La rééducation fonctionne ! Voilà un chiffre qui devrait rassurer : 80 à 90% des femmes retrouvent une fonction normale de leur périnée avec un suivi adapté en cabinet ou à domicile. Mais attention : plus on tarde, plus les troubles s’installent et résistent. C’est comme une plante qu’on arrose après un mois de sécheresse : elle mettra plus de temps à reverdir. D’où l’importance de ne pas attendre, même si les premiers mois de maternité sont… tout sauf reposants.

Et après ? Le suivi ne s’arrête pas à la fin des dix séances. Un ou deux rendez-vous à distance, un an ou deux après, permettent de faire le point, d’anticiper les récidives. Chaque grossesse, chaque grande étape hormonale (ménopause notamment), mérite un check-up à part entière.

Pour aller plus loin sur le rôle de la kinésithérapie périnéale, même la nuit, cet article vous donne le panorama complet : Kinésithérapie périnéale et pertes urinaires nocturnes : un atout essentiel.

Enfin, le retour à une sexualité épanouie après l’arrivée de bébé est possible, même après une épisiotomie, une césarienne ou des douleurs pelviennes. La confiance se reconstruit, séance après séance.

Votre périnée, c’est comme une toile d’araignée minutieusement tissée, qui a “ploisé sous la tempête” mais qu’on peut réparer. Seule ? Pari risqué. À deux (votre corps + une kinésithérapeute conventionnée et spécialisée), tout est possible, même la résilience.

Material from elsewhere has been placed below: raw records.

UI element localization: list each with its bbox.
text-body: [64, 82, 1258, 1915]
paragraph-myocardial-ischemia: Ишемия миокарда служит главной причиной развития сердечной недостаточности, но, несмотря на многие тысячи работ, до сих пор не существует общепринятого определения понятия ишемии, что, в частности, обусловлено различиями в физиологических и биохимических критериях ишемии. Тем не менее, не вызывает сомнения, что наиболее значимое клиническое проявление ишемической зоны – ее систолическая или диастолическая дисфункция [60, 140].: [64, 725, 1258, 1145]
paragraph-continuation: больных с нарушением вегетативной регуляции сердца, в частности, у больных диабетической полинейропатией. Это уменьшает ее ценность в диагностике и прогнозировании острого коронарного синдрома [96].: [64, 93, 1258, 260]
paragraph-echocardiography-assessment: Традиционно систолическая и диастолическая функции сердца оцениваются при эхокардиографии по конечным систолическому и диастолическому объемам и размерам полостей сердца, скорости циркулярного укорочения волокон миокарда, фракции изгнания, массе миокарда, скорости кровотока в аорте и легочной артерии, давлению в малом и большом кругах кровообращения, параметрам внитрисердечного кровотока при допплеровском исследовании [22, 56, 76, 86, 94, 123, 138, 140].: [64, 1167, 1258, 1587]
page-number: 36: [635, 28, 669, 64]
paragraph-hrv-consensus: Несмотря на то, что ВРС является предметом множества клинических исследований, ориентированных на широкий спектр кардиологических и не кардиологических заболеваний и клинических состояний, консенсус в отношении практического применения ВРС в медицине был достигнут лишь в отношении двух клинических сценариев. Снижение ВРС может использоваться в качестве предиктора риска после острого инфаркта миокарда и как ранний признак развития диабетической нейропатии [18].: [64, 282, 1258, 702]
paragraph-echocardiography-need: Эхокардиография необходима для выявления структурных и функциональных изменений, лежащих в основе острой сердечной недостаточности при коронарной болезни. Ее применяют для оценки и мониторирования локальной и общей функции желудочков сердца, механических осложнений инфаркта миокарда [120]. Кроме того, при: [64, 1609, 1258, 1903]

FAQ – Questions fréquentes

Comment savoir si mon périnée a besoin de rééducation après l’accouchement ?
Après une grossesse, soyez attentive aux fuites urinaires, sensation de pesanteur, douleurs pelviennes ou gêne lors des rapports. Même sans symptôme évident, une consultation chez une kinésithérapeute spécialisée en périnée à Esneux permet de réaliser un bilan préventif. Mieux vaut agir tôt pour éviter des troubles chroniques.

Pourquoi la kinésithérapie périnéale est-elle essentielle après un accouchement ?
La kinésithérapie périnéale aide à restaurer le tonus musculaire du plancher pelvien, malmené pendant la grossesse et l’accouchement. Elle prévient, guérit ou limite les fuites urinaires, la descente d’organe et les douleurs, tout en facilitant un retour à une vie intime sereine. C’est un investissement précieux pour la santé féminine à long terme.

Quand commencer la rééducation du périnée en post-partum ?
Généralement, la rééducation débute autour de 6 à 8 semaines après l’accouchement, après validation du médecin ou de la sage-femme. Toutefois, en cas de douleurs, fuites précoces ou accouchement difficile, n’hésitez pas à consulter plus tôt une kinésithérapeute périnéale conventionnée INAMI. Le suivi est adapté à chaque femme.

Faut-il poursuivre les exercices à la maison après la fin des séances chez le kinésithérapeute ?
Oui, la pratique régulière des exercices conseillés renforce durablement le périnée. Des gestes simples, intégrés dans votre quotidien, évitent les récidives et maintiennent l’efficacité de la rééducation. Maintenir un bon niveau de tonicité, même après la reprise du sport ou longtemps après l’accouchement, reste la meilleure prévention pour la vie future.